Portée par Véronique MATHIEU, cette déclaration demande à l’Union européenne de soutenir une résolution présentée aux Nations-Unies afin de déclarer le 11 octobre Journée internationale de la jeune fille.

"Alors que les adolescentes sont beaucoup plus vulnérables du fait de leur double statut de femme et d’enfant, elles sont très souvent en dehors du champ de vision collectif. On oublie aussi bien leurs fragilités que leurs forces. Elles se retrouvent trop souvent sur les bancs de touche des programmes de développement" explique l’eurodéputé.

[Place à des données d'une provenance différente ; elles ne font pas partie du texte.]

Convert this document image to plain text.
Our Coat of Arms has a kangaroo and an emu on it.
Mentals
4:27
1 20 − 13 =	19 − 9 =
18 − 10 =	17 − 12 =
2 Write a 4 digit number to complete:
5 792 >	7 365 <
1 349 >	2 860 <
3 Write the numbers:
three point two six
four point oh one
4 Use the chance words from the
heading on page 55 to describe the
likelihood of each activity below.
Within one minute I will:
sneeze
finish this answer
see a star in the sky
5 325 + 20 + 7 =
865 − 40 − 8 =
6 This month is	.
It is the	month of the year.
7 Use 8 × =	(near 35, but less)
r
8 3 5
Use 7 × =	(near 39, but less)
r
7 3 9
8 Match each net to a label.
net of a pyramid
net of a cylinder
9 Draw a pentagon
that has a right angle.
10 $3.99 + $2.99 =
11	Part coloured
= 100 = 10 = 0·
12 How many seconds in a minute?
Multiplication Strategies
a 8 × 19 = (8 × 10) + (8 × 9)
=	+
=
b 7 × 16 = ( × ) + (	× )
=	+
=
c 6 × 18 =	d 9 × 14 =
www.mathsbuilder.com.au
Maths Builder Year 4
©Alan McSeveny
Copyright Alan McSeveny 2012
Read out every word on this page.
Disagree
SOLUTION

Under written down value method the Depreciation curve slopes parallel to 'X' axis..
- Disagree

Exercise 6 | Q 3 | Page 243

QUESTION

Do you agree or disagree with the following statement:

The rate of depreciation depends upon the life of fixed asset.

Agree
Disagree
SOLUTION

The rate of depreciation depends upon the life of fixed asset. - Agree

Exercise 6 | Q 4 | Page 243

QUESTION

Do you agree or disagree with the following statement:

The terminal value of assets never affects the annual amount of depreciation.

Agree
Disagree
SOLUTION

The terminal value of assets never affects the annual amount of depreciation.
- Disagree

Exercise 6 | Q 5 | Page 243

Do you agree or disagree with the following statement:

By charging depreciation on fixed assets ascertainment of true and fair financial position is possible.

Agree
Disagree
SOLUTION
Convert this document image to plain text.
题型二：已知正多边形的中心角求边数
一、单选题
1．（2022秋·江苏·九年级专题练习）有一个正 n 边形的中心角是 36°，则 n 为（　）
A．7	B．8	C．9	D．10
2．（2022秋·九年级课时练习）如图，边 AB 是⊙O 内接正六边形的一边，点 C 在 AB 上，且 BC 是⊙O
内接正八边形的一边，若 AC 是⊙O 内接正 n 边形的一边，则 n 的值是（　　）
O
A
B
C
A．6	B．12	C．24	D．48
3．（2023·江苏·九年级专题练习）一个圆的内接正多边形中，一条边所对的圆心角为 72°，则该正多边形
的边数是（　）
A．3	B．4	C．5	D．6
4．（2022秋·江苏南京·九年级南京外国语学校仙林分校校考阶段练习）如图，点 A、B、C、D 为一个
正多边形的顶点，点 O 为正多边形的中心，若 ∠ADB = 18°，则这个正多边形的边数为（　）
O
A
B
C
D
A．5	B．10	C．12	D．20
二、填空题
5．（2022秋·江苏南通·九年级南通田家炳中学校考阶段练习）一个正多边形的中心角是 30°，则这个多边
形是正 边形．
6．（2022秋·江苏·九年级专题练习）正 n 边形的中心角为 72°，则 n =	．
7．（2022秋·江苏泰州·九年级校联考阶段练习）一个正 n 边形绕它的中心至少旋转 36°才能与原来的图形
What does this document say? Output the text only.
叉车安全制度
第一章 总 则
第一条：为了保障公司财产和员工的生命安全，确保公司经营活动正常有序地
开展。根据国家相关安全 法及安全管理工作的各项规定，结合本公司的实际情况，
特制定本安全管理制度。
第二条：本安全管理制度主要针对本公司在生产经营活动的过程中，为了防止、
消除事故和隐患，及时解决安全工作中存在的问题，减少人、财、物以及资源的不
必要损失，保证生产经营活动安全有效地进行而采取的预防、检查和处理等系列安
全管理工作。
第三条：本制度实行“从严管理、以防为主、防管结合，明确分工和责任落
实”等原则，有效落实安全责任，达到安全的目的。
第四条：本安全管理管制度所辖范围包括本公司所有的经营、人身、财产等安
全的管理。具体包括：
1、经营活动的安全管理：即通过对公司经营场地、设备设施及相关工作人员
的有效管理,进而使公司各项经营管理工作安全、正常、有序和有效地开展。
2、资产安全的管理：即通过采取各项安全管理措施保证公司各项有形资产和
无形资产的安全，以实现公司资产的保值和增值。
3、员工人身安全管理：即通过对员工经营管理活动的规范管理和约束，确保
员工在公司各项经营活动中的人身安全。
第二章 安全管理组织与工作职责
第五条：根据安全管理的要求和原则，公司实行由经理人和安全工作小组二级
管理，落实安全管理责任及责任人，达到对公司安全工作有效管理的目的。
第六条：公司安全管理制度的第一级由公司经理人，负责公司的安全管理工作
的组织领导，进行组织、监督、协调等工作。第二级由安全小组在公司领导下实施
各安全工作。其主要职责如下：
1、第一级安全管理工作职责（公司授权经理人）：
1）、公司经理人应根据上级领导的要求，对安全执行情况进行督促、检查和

Véronique MATHIEU souligne "Les filles incarnent l’avenir de notre société. Vecteurs de l’éducation, elles forgent le monde de demain. Elles ont le potentiel de malléer une jeune génération porteuse d’espoir et de développement."

La résolution sera soumise au vote à l’Assemblée générale des Nations-Unies le 19 décembre. "Il nous faut miser sur les jeunes filles car nous le leur devons, car elles dépendent de notre aide, et car ce sont les acteurs clés du changement dont nous avons tant besoin. J’appelle de tous mes vœux un vote responsable le 19 décembre aux Nations-Unies" conclue l’élue européenne.